Top Chef: Just Desserts

Based on the first episode, Top Chef: Just Desserts is a serviceable spin-off from a franchise that could use a shot in the arm. This season of regular Top Chef has been pretty blah, so the hope seems to be that Just Desserts, coming on the tail end of a surprising surge in cake-based TV (what have you started, Ace Of Cakes?), could add something new to the table, so to speak.

In a sense, it does that. Just as using respected figures like Gael Greene, Jay Rainer, and James Oseland as judges on Top Chef Masters signals a gravitas to its viewers, the judges on Just Desserts veer younger and hipper—even veteran chef Hubert Keller is disarmingly youthful. Daily Candy’s Dannielle Kyrillos and the show’s mentor-chef figure, Johnny Iuzzini of Jean-Georges, are both quite good-looking and come across as snappier versions of Gail Simmons and Tom Colicchio; Simmons herself, as the new show’s host, takes over the Padma Lakshmi spot (a little nervously, I think—more later).

The contestants, too, veer toward the young and attractive. It’s such a deck stacking of snappy gay mean and striving career women—the show’s very target demographic—that it runs the risk of self-parody. It's easily the best looking crew in the franchise's history. Bravo did not spare any effort to sell this one to a nation obsessed with cupcakes and cute.

And no, it isn’t giving anything away to say that the Quickfire challenge on the debut episode doers involve changing each chef’s “signature dessert” into a cupcake. Of course it’s a cupcake. What else would it be? Well, OK—an ice cream. But still, the cupcake market has been booming for years. It’s “relatable,” as I imagine they say in meetings, and so is chocolate—equally unsurprisingly, the theme of the elimination challenge, requiring the chefs to prepare “the most decadent chocolate dessert imaginable” by Iuzzini (who looks like he’s spent some quality time listening to the Reverend Horton Heat) for the guest judge, veteran chocolate man Jacques Torres.

The social aspects of the group are played up immediately, throughout, and especially heavily in the brief “Here’s what’s coming this season” preview at the end. Two of the men—New Yorker Seth Caro, who professes at the show’s beginning to looking a bit like Dexter, and Morgan Wilson of Dallas, who does not seem to take criticism well at all—are co-running for season villain role, with Morgan stewing theatrically and Seth exerting major attitude. (The “this season” clips show things progressing in more or less the fashion you’d imagine from the premiere.) We also get glimpses into the life of a newly divorced Chicagoan Malika Ameen, and the shamelessly camera-ready pontifications of New Yorker Zac Young make him someone Bravo will probably want to keep around in some manner. And at the group house, personality clashes are seemingly being primed already.

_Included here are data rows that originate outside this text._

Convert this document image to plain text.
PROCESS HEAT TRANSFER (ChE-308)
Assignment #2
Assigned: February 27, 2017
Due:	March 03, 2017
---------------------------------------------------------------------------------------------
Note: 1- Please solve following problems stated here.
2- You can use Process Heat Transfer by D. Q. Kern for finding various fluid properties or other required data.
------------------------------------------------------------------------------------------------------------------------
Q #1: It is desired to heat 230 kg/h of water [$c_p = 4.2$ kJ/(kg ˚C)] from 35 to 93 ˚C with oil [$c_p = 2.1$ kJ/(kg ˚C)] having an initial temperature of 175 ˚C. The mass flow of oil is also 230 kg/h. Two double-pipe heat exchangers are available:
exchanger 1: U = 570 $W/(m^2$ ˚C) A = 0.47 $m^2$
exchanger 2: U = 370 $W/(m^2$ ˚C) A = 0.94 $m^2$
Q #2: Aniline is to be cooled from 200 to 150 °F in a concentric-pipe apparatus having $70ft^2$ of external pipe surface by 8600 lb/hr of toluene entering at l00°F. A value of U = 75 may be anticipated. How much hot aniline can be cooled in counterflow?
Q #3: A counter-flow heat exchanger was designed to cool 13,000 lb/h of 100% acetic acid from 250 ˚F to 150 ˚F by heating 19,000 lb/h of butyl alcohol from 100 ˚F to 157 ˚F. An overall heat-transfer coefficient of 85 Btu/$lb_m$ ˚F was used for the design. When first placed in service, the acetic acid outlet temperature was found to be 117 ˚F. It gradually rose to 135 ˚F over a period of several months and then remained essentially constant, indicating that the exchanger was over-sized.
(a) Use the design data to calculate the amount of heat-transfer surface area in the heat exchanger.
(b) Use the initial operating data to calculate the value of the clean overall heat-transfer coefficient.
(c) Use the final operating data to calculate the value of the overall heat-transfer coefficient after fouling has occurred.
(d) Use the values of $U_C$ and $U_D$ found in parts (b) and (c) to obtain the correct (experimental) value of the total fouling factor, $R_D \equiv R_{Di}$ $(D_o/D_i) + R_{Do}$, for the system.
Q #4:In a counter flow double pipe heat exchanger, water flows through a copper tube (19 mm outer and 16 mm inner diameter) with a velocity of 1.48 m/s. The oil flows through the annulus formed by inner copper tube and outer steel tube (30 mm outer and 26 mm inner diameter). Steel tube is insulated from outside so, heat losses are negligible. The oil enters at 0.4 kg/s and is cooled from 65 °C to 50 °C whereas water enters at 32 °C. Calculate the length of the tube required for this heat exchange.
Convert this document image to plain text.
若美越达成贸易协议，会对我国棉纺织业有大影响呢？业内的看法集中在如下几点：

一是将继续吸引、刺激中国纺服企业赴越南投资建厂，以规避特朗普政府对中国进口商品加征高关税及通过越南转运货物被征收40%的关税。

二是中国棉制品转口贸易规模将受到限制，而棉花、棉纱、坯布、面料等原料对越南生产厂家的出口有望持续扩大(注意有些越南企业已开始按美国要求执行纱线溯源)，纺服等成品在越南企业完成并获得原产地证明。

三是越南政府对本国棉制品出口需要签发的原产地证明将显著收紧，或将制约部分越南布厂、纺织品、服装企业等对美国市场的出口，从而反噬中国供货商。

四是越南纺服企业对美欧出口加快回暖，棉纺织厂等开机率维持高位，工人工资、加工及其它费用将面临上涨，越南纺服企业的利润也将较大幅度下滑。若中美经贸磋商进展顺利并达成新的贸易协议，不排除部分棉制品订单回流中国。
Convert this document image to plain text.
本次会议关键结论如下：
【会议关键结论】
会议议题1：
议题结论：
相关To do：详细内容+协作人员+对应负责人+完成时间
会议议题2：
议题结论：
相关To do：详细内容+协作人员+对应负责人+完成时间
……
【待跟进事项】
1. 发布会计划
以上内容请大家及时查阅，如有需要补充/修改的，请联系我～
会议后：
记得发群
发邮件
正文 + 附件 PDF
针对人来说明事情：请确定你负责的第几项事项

Obviously, interpersonal drama brings ratings—that’s reality TV’s entire principle. If those trappings make Top Chef: Just Desserts seem like a slightly more cynical version of the main show, it’s also a gooier one in some ways too. Gail Simmons is still a little stiff as host; she thinks on her feet as a Top Chef judge, and this is a cue-card job. But she’s warm (and has long professed a sweet tooth), and I’m guessing she’ll adjust. Iuzzini has it easier: the Tom role has gruff built in. He doesn’t have to be ingratiating. Kyrillos’ “It was like a party in my mouth” from the opening sequence will become a much-reblogged .gif in no time. Just Desserts is lit brighter, edited perkier, and has possibly more appeal than the show it spun off from. Whether it becomes as essential remains to be seen.